Hi. Does anyone know if the hoop tech quick change windows (the ones used with sticky backing) will fit/work with the hoop tech clamp system frame/arms? The clamp windows and qucik change windows look like they attach in the same way... --Liz


----------



## myfinishingtouch (Nov 21, 2009)

Now you knew the answer even before you asked the question. They certainly could have made them interchangeable but then you wouldn't have to buy as much. I have both sets and use them all of the time.

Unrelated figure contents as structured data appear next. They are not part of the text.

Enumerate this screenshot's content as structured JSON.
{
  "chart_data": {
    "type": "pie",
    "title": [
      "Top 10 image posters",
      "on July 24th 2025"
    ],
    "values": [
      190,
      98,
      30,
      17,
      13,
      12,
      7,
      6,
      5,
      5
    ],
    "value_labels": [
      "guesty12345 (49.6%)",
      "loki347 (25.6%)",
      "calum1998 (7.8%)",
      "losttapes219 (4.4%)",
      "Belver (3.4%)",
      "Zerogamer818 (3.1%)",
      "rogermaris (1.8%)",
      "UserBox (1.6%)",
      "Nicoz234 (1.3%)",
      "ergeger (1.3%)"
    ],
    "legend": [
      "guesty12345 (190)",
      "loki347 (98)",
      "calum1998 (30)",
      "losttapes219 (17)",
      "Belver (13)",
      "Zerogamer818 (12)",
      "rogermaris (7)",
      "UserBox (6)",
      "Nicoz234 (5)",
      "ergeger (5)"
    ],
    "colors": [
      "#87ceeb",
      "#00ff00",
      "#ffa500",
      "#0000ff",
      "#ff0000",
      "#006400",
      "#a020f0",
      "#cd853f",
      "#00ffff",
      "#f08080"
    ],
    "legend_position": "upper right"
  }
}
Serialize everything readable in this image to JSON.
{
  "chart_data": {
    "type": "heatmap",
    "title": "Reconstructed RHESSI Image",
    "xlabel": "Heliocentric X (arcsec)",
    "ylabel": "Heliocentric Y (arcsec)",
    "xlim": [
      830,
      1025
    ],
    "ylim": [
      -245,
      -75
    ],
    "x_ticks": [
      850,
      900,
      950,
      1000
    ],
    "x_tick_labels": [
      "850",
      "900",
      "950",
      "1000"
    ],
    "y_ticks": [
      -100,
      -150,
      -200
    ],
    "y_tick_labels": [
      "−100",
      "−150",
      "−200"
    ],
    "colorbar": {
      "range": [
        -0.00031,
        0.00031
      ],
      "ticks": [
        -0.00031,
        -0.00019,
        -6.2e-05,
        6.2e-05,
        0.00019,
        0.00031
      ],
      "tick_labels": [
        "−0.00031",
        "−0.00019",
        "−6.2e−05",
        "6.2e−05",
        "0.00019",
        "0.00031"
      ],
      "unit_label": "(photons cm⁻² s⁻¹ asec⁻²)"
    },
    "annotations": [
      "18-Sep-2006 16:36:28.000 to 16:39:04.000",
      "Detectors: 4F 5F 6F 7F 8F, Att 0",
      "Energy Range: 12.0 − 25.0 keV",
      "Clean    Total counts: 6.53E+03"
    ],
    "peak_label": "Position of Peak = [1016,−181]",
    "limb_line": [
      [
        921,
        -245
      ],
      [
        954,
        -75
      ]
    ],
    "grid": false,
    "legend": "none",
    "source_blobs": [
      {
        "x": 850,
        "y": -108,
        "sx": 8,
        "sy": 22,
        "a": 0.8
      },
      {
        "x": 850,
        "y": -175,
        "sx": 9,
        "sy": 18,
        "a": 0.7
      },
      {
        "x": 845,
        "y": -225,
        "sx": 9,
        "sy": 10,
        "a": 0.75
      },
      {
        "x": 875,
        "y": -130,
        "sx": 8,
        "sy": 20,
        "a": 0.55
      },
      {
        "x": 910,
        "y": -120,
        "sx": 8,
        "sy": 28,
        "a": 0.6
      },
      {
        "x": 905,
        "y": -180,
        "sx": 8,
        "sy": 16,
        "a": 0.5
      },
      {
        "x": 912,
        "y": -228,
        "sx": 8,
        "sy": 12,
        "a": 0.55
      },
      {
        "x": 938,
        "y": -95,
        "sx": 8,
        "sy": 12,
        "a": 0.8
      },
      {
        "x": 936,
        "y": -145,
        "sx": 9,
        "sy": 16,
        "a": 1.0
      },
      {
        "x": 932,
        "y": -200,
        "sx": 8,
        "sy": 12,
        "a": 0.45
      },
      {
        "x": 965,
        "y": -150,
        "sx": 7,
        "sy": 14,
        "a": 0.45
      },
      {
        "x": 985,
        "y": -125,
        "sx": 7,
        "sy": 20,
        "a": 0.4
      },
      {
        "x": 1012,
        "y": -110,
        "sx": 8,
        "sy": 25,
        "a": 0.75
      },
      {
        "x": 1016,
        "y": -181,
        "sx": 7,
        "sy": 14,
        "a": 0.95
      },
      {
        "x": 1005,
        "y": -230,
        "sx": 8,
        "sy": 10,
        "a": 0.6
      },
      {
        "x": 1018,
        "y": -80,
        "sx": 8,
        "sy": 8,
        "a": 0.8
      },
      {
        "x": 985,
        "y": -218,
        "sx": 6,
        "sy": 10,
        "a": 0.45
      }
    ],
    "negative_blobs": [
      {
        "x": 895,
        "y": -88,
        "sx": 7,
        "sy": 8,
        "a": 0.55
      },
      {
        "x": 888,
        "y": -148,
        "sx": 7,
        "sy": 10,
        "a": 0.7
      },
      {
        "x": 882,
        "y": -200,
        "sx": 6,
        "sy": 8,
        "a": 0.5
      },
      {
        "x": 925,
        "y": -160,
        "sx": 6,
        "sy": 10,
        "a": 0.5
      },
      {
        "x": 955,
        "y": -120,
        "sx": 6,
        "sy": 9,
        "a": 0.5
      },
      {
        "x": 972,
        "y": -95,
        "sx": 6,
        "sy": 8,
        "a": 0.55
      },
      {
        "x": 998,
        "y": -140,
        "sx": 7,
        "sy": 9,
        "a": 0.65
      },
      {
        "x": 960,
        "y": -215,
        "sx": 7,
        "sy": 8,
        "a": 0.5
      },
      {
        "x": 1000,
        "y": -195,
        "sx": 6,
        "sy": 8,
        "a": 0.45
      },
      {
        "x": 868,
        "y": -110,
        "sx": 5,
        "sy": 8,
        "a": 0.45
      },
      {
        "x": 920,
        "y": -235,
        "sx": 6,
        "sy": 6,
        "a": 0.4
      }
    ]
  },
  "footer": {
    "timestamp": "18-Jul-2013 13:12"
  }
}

But why does everybody insist on using sticky back with the quick change frames? I don't. Instead I use the clam clip clamps to hold the backing nice and tight on the frame and then use another clam clip or just a regular old office clamp to hold the material in place.

Dave


----------



## lizd (Jun 20, 2009)

Thanks, Dave. Guess I'm an optimist! Have you ever tried to plug the QC hoop onto the clamp arm? I emailed a retailer with the same question and was told that the QC arms WOULD fit. All I want is a window for sleeves--4x11-ish. As for the clam clamps, I'm with you. I started long ago (when all I had was my lovely HV Designer 1--best machine ever!) using small clamps and just the base of my hoops. 

Thanks for the response. 
Liz


----------



## myfinishingtouch (Nov 21, 2009)

Ok. I tried again to see if it really could fit. If you turn the QC frame over you can get it to slide far enough in that it can be tightened by the knob on the ICTCS (I had originally had it right side up) but there isn't anything to really hold it rigid and it can twist from left to right. The QC arm has a couple of indexing pins that mate up with two holes on the QC frame to keep it from twisting and the ICTCS has slot on either side that the bottom part of the clamp frame slides into to keep it rigid.

So I still say that it won't work with the ICTCS arms.

Dave


----------



## lizd (Jun 20, 2009)

Thanks so much for trying it again. You've saved me time and $$, and for that I am grateful. --Liz


----------